Au lieu de faire des installations légères, précaires et révocables, les nantis ne détruisent-ils pas, au contraire, le Domaine public naturel (les plages et les mers) occasionnant des conflits récurrents pour ensuite s’envoler avec leurs familles vers d’autres cieux à la recherche de bonnes plages ? Et à ce rythme, ne va-t-on pas vers une privatisation du littoral qui serait lourde de conséquence ? Un littoral qui risque de revenir à des privés étrangers qui dicteraient leurs lois aux nationaux et aux autochtones ? Or la loi stipule qu’à 100 mètres sur les terres (du Domaine maritime) il n’y pas de droit d’habitation. En d’autres termes, pour le domaine public maritime, il ne faut construire que des choses d’utilité publique. Il faudrait aussi revoir les accords de pêche en préservant les intérêts du Sénégal. Et pour cela, il ne faudrait même pas hésiter à rompre d’avec les bateaux-usines russes, chinois, coréens et européens qui pillent nos ressources halieutiques et exposent nos pécheurs à la vigilance trop zélée des gardes-côtes mauritaniens.

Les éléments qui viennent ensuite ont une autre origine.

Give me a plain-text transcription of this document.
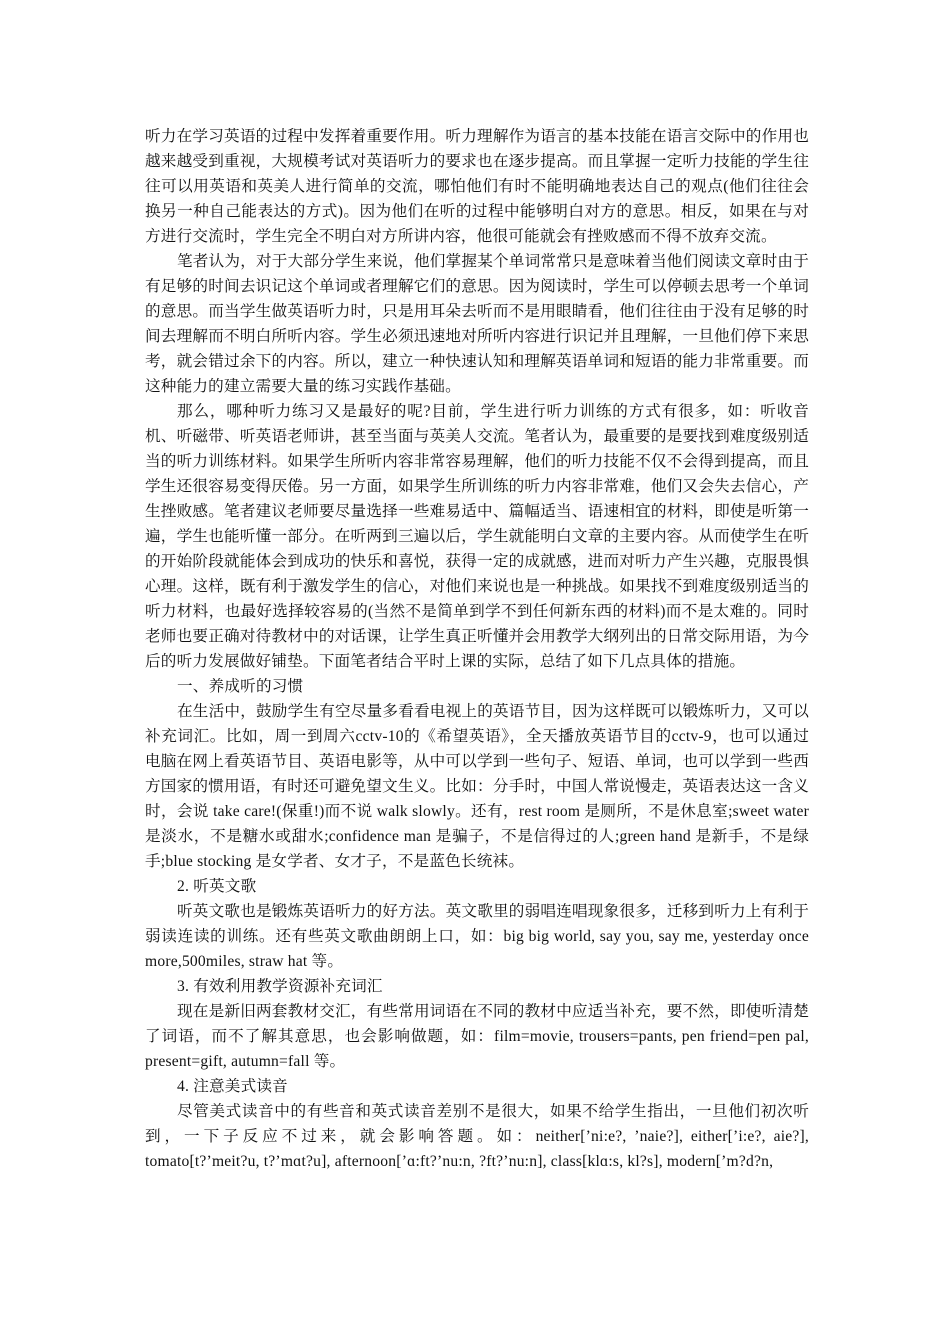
听力在学习英语的过程中发挥着重要作用。听力理解作为语言的基本技能在语言交际中的作用也越来越受到重视，大规模考试对英语听力的要求也在逐步提高。而且掌握一定听力技能的学生往往可以用英语和英美人进行简单的交流，哪怕他们有时不能明确地表达自己的观点(他们往往会换另一种自己能表达的方式)。因为他们在听的过程中能够明白对方的意思。相反，如果在与对方进行交流时，学生完全不明白对方所讲内容，他很可能就会有挫败感而不得不放弃交流。

笔者认为，对于大部分学生来说，他们掌握某个单词常常只是意味着当他们阅读文章时由于有足够的时间去识记这个单词或者理解它们的意思。因为阅读时，学生可以停顿去思考一个单词的意思。而当学生做英语听力时，只是用耳朵去听而不是用眼睛看，他们往往由于没有足够的时间去理解而不明白所听内容。学生必须迅速地对所听内容进行识记并且理解，一旦他们停下来思考，就会错过余下的内容。所以，建立一种快速认知和理解英语单词和短语的能力非常重要。而这种能力的建立需要大量的练习实践作基础。

那么，哪种听力练习又是最好的呢?目前，学生进行听力训练的方式有很多，如：听收音机、听磁带、听英语老师讲，甚至当面与英美人交流。笔者认为，最重要的是要找到难度级别适当的听力训练材料。如果学生所听内容非常容易理解，他们的听力技能不仅不会得到提高，而且学生还很容易变得厌倦。另一方面，如果学生所训练的听力内容非常难，他们又会失去信心，产生挫败感。笔者建议老师要尽量选择一些难易适中、篇幅适当、语速相宜的材料，即使是听第一遍，学生也能听懂一部分。在听两到三遍以后，学生就能明白文章的主要内容。从而使学生在听的开始阶段就能体会到成功的快乐和喜悦，获得一定的成就感，进而对听力产生兴趣，克服畏惧心理。这样，既有利于激发学生的信心，对他们来说也是一种挑战。如果找不到难度级别适当的听力材料，也最好选择较容易的(当然不是简单到学不到任何新东西的材料)而不是太难的。同时老师也要正确对待教材中的对话课，让学生真正听懂并会用教学大纲列出的日常交际用语，为今后的听力发展做好铺垫。下面笔者结合平时上课的实际，总结了如下几点具体的措施。

一、养成听的习惯

在生活中，鼓励学生有空尽量多看看电视上的英语节目，因为这样既可以锻炼听力，又可以补充词汇。比如，周一到周六cctv-10的《希望英语》，全天播放英语节目的cctv-9，也可以通过电脑在网上看英语节目、英语电影等，从中可以学到一些句子、短语、单词，也可以学到一些西方国家的惯用语，有时还可避免望文生义。比如：分手时，中国人常说慢走，英语表达这一含义时，会说 take care!(保重!)而不说 walk slowly。还有，rest room 是厕所，不是休息室;sweet water 是淡水，不是糖水或甜水;confidence man 是骗子，不是信得过的人;green hand 是新手，不是绿手;blue stocking 是女学者、女才子，不是蓝色长统袜。

2. 听英文歌

听英文歌也是锻炼英语听力的好方法。英文歌里的弱唱连唱现象很多，迁移到听力上有利于弱读连读的训练。还有些英文歌曲朗朗上口，如：big big world, say you, say me, yesterday once more,500miles, straw hat 等。

3. 有效利用教学资源补充词汇

现在是新旧两套教材交汇，有些常用词语在不同的教材中应适当补充，要不然，即使听清楚了词语，而不了解其意思，也会影响做题，如：film=movie, trousers=pants, pen friend=pen pal, present=gift, autumn=fall 等。

4. 注意美式读音

尽管美式读音中的有些音和英式读音差别不是很大，如果不给学生指出，一旦他们初次听到，一下子反应不过来，就会影响答题。如：neither[’ni:e?, ’naie?], either[’i:e?, aie?], tomato[t?’meit?u, t?’mɑt?u], afternoon[’ɑ:ft?’nu:n, ?ft?’nu:n], class[klɑ:s, kl?s], modern[’m?d?n,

Le Sénégal n’a-t-il pas une carte, une partition harmonieuse à jouer dans l’industrialisation de la pêche ?

Le président Macky Sall n’avouait-il pas, le 2 Novembre 2019, au Centre International de Conférence Abdou Diouf, lors de la Conférence des Affaires Africaines de l’Union Internationale du Notariat, que plus de 90% des alertes de risques de conflits qu’il recevait, provenaient du foncier ? Il venait de se convaincre et de persuader ses compatriotes que le foncier est non seulement objet de controverse, mais aussi facteur de tensions sociales et d’instabilité nationale.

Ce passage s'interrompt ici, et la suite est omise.